Something links Owen to Jess’s condition, and perhaps vice versa, but the intrigue in this story is in what is left unexplained. We don’t know what becomes of Owen, or the ice garden, or how Owen or Davey – a boy from the hospital – are linked to Jess, but none of it matters.
Some magical description and a lovely shorter story for KS2.
27. Eoin Colfer & Andrew Donkin – Illegal
A hard-hitting graphic novel that tells the story of brothers Ebo and Kwame, who flee Niger in order to find a better life in Europe.
This story pulls no punches, based as it is on real events we’ve seen in the news so often. There is an important afterword from Eoin Colfer which would be brilliant to share with children. Essential reading.
28. Lauren Wolk – Wolf Hollow
Set in middle America, 1943, Annabelle’s life is changed by the arrival of Betty Glengarry, who immediately sets about bullying her.
A chain of events are set into motion, involving injury to Annabelle’s friends, family and even animals, and when Betty goes missing, the blame is pinned firmly on Toby, the town’s outsider, a man ravaged by the memories of war.
What follows is a coming-of-age tale in which Annabelle has to choose when to lie for good, when to keep secrets and learns who to trust. It is language-rich and I particularly loved Annabelle’s family – her parents are firmly on Annabelle’s side, and Aunt Lily gets what she deserves.
29. Glenn Ringtved – Cry, Heart, But Never Break
A poignantly written book that gives death a voice, allowing children to understand the loss of their grandmother.
A brilliant book for sensitive discussions about why people die, and why it is ok to be sad.

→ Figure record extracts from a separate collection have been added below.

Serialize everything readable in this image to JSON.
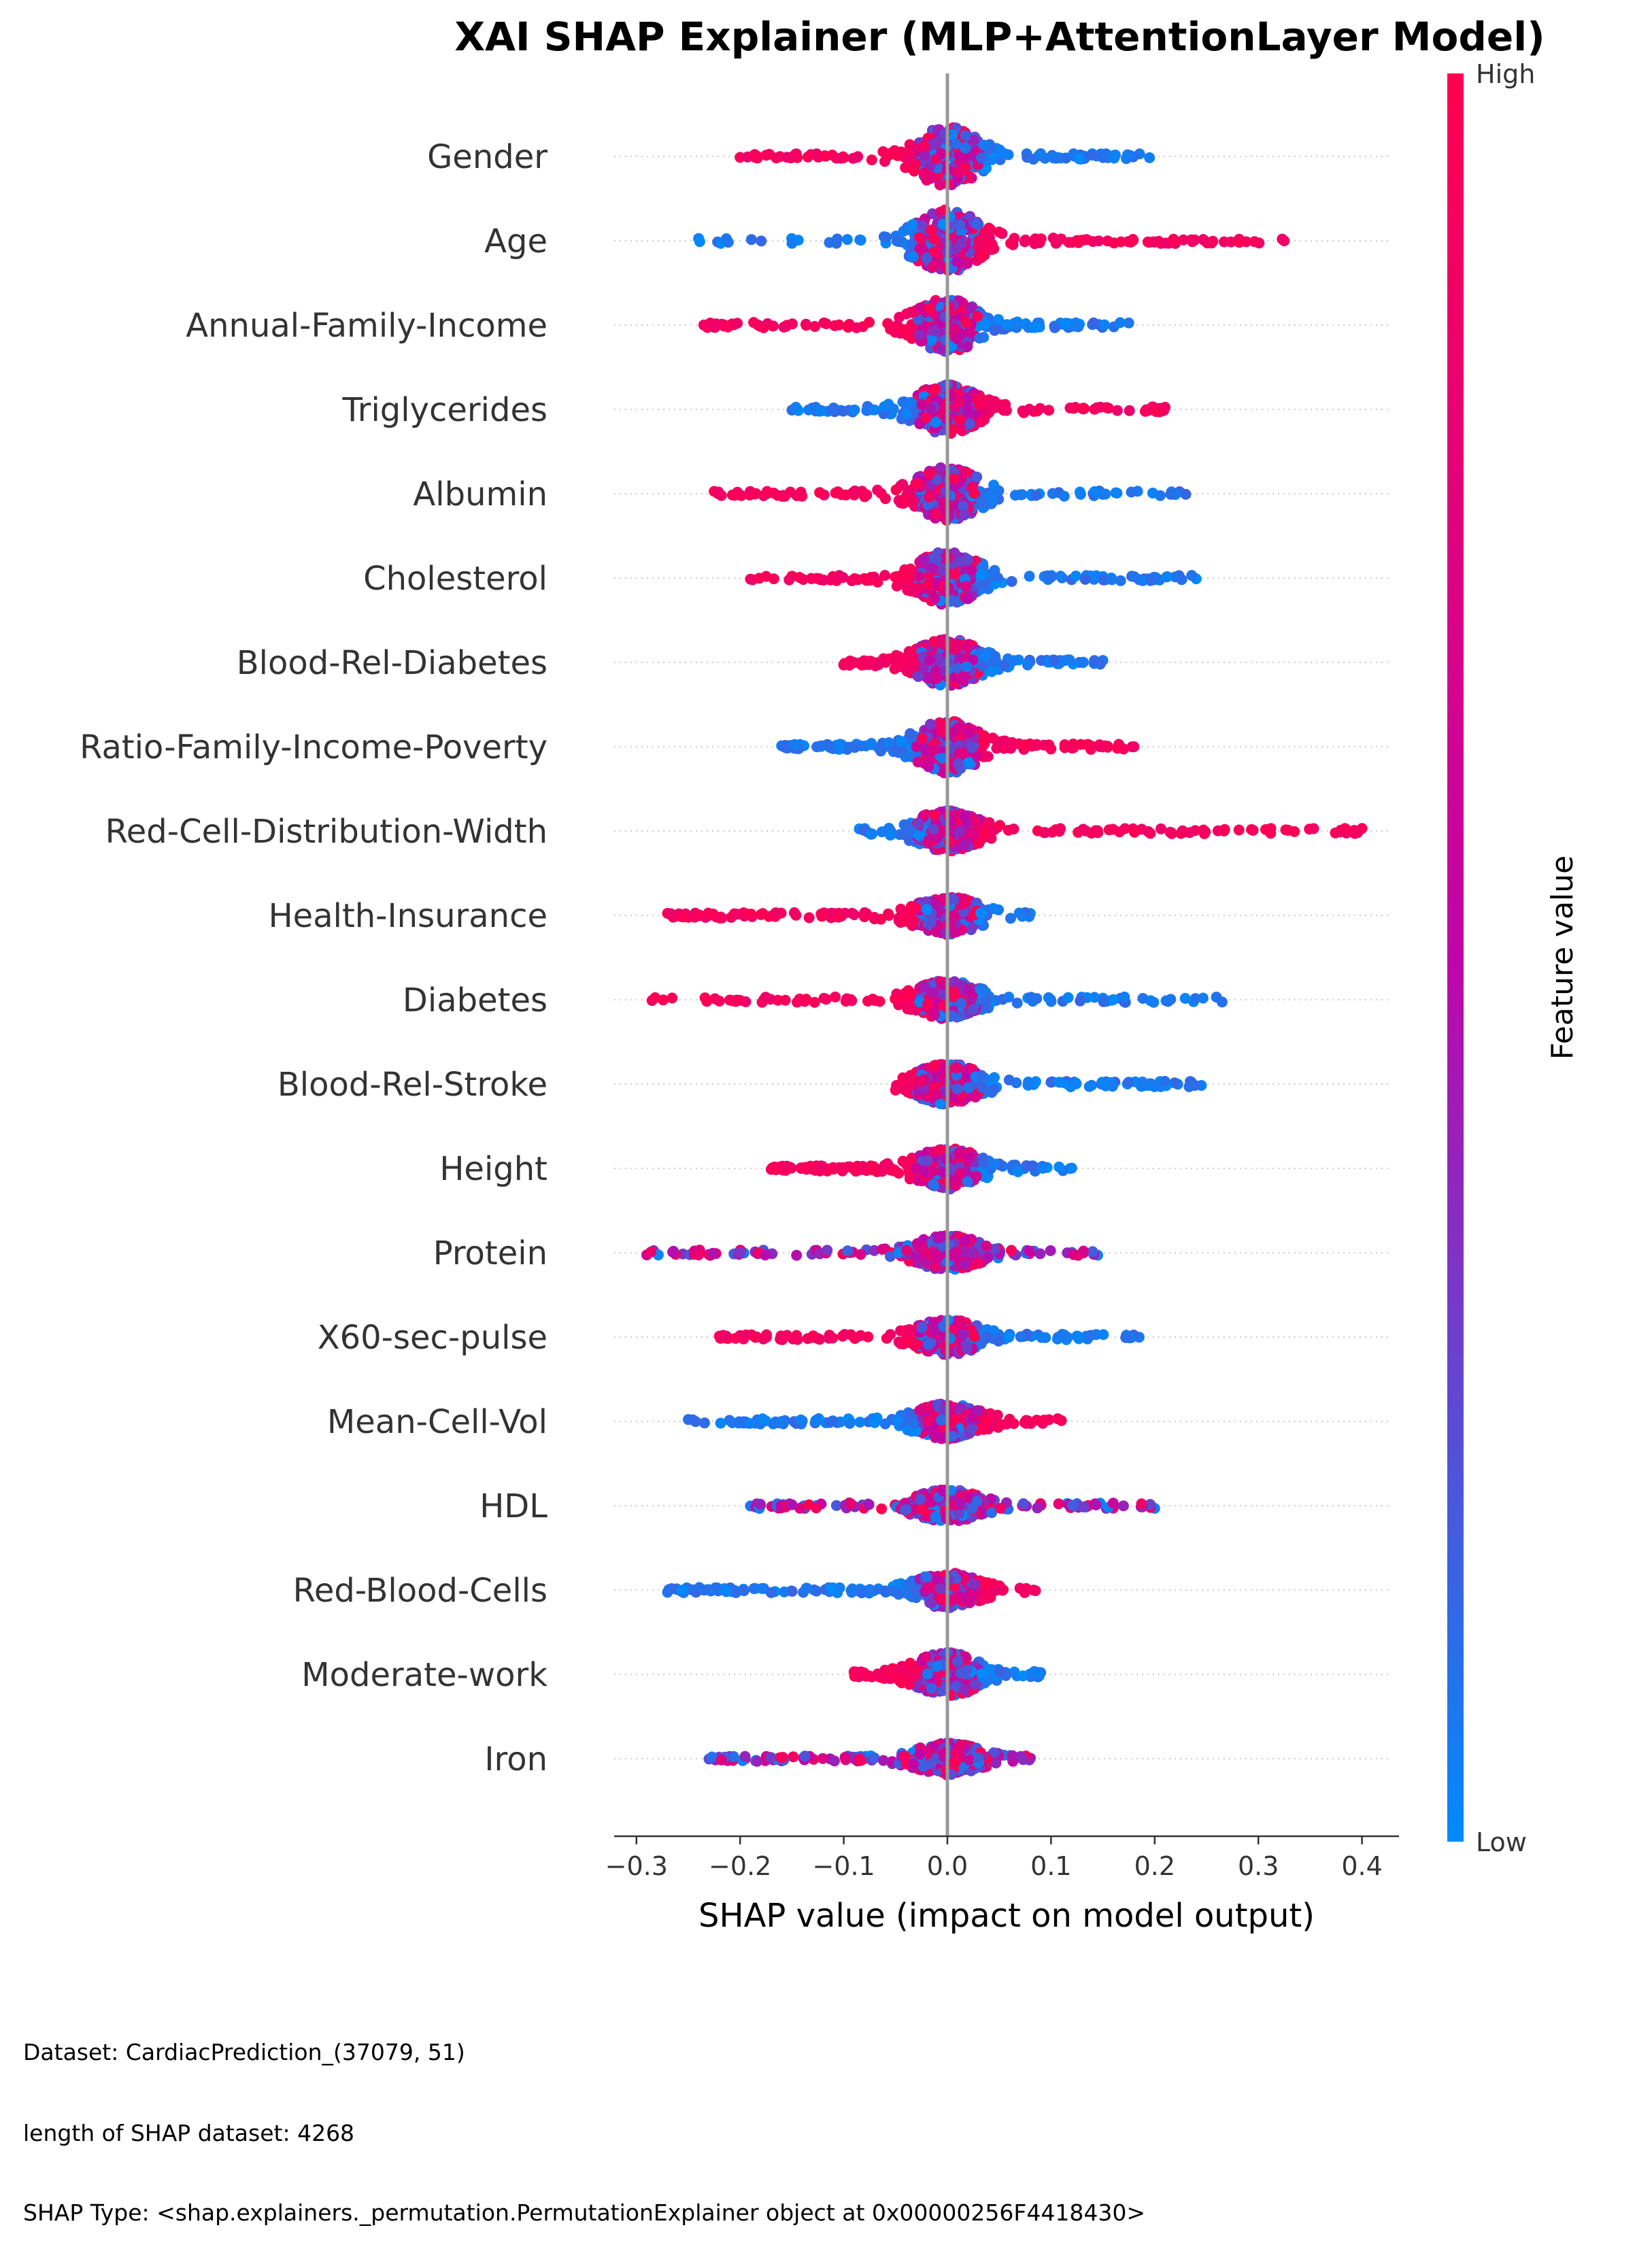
{
  "chart_data": {
    "type": "scatter",
    "subtype": "shap-beeswarm",
    "title": "XAI SHAP Explainer (MLP+AttentionLayer Model)",
    "xlabel": "SHAP value (impact on model output)",
    "xlim": [
      -0.32,
      0.43
    ],
    "xticks": [
      -0.3,
      -0.2,
      -0.1,
      0.0,
      0.1,
      0.2,
      0.3,
      0.4
    ],
    "xtick_labels": [
      "−0.3",
      "−0.2",
      "−0.1",
      "0.0",
      "0.1",
      "0.2",
      "0.3",
      "0.4"
    ],
    "colorbar": {
      "label": "Feature value",
      "high_label": "High",
      "low_label": "Low",
      "high_color": "#ff0051",
      "mid_color": "#c005a8",
      "low_color": "#008bfb"
    },
    "features": [
      {
        "name": "Gender",
        "min": -0.2,
        "max": 0.195,
        "low_side": "right",
        "spread": 0.9
      },
      {
        "name": "Age",
        "min": -0.24,
        "max": 0.325,
        "low_side": "left",
        "spread": 1.0
      },
      {
        "name": "Annual-Family-Income",
        "min": -0.235,
        "max": 0.175,
        "low_side": "right",
        "spread": 0.8
      },
      {
        "name": "Triglycerides",
        "min": -0.15,
        "max": 0.21,
        "low_side": "left",
        "spread": 0.75
      },
      {
        "name": "Albumin",
        "min": -0.225,
        "max": 0.23,
        "low_side": "right",
        "spread": 0.8
      },
      {
        "name": "Cholesterol",
        "min": -0.19,
        "max": 0.24,
        "low_side": "right",
        "spread": 0.8
      },
      {
        "name": "Blood-Rel-Diabetes",
        "min": -0.1,
        "max": 0.15,
        "low_side": "right",
        "spread": 0.7
      },
      {
        "name": "Ratio-Family-Income-Poverty",
        "min": -0.16,
        "max": 0.18,
        "low_side": "left",
        "spread": 0.8
      },
      {
        "name": "Red-Cell-Distribution-Width",
        "min": -0.085,
        "max": 0.4,
        "low_side": "left",
        "spread": 0.6
      },
      {
        "name": "Health-Insurance",
        "min": -0.27,
        "max": 0.08,
        "low_side": "right",
        "spread": 0.55
      },
      {
        "name": "Diabetes",
        "min": -0.285,
        "max": 0.265,
        "low_side": "right",
        "spread": 0.55
      },
      {
        "name": "Blood-Rel-Stroke",
        "min": -0.05,
        "max": 0.245,
        "low_side": "right",
        "spread": 0.6
      },
      {
        "name": "Height",
        "min": -0.17,
        "max": 0.12,
        "low_side": "right",
        "spread": 0.6
      },
      {
        "name": "Protein",
        "min": -0.29,
        "max": 0.145,
        "low_side": "mixed",
        "spread": 0.5
      },
      {
        "name": "X60-sec-pulse",
        "min": -0.22,
        "max": 0.185,
        "low_side": "right",
        "spread": 0.5
      },
      {
        "name": "Mean-Cell-Vol",
        "min": -0.25,
        "max": 0.11,
        "low_side": "left",
        "spread": 0.5
      },
      {
        "name": "HDL",
        "min": -0.19,
        "max": 0.2,
        "low_side": "mixed",
        "spread": 0.45
      },
      {
        "name": "Red-Blood-Cells",
        "min": -0.27,
        "max": 0.085,
        "low_side": "left",
        "spread": 0.5
      },
      {
        "name": "Moderate-work",
        "min": -0.09,
        "max": 0.09,
        "low_side": "right",
        "spread": 0.65
      },
      {
        "name": "Iron",
        "min": -0.23,
        "max": 0.08,
        "low_side": "mixed",
        "spread": 0.45
      }
    ]
  },
  "footer": {
    "dataset": "Dataset:  CardiacPrediction_(37079, 51)",
    "length": "length of SHAP dataset: 4268",
    "shap_type": "SHAP Type: <shap.explainers._permutation.PermutationExplainer object at 0x00000256F4418430>"
  }
}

30. Juliette Forrest – Twister
Twister wants her dad back, and to do so she must decide whether to accept the witch’s offer of a cursed necklace: its power will lead her to her Pa, but should the evil spirits locate the necklace then all the children of the village will be killed.
Lots of magic and some fast-paced adventure, led by Twister, a likeable if naive character whose foibles include a rather endearing mis-turn of phrase (weak at the ankles, throwing the trowel in etc).
Ultimately a story about a child wanting her family to be complete, and she is willing to do anything to make it so.
31. Jen Campbell – Franklin’s Flying Bookshop
Franklin is a book-loving dragon, but has no-one to share his stories with, because, well, he’s a dragon. Along comes Luna, who trusts him, shares with him, and gives him the confidence to do what he loves for the benefit of others. Wouldn’t it be nice if we could all do that?
32. Frank Cottrell Boyce – The Astounding Broccoli Boy
Silliness abound, albeit with a serious message.
Rory Rooney is not the most popular boy in his class, and becomes even less so when he turns inexplicably and unexplainably green.
Taken into quarantine for testing, Rory soon finds that his nemesis – bully Grim – has the same condition, and the two of them are stuck with one another.
Against the backdrop of a pandemic, a panicked London suspects the boys of being aliens, and they have to go a long way to prove they are not.
The message within is about being brave and proud enough to be different – don’t just blend in. I thought the message was a good one but the plot didn’t do it for me.
33. Frances Hardinge – Cuckoo Song
A quite bizarre story that took me a while to make my mind up about – and truth be told, I’m still not sure.
Triss is taken from her family and replaced with a ‘Besider’ – a monstrous creation that can take on human form. She argues with her sister Pen, and when she starts to see things that aren’t real, she begins to question her sanity.
Pen and Trista eventually join forces in order to find the real Triss, passing from one world to another in which cinema screens eat children and birds talk to the girls.
Violet, an ex-girlfriend of Pen and Triss’s deceased brother, Sebastian, is the real heroine here, full of bravado, gumption and determination. She believes the girls when no one else will and helps them carry out their plan.
As I say, I struggled here. Language-wise, Frances Hardinge is almost without compare, but the story here just didn’t grab me.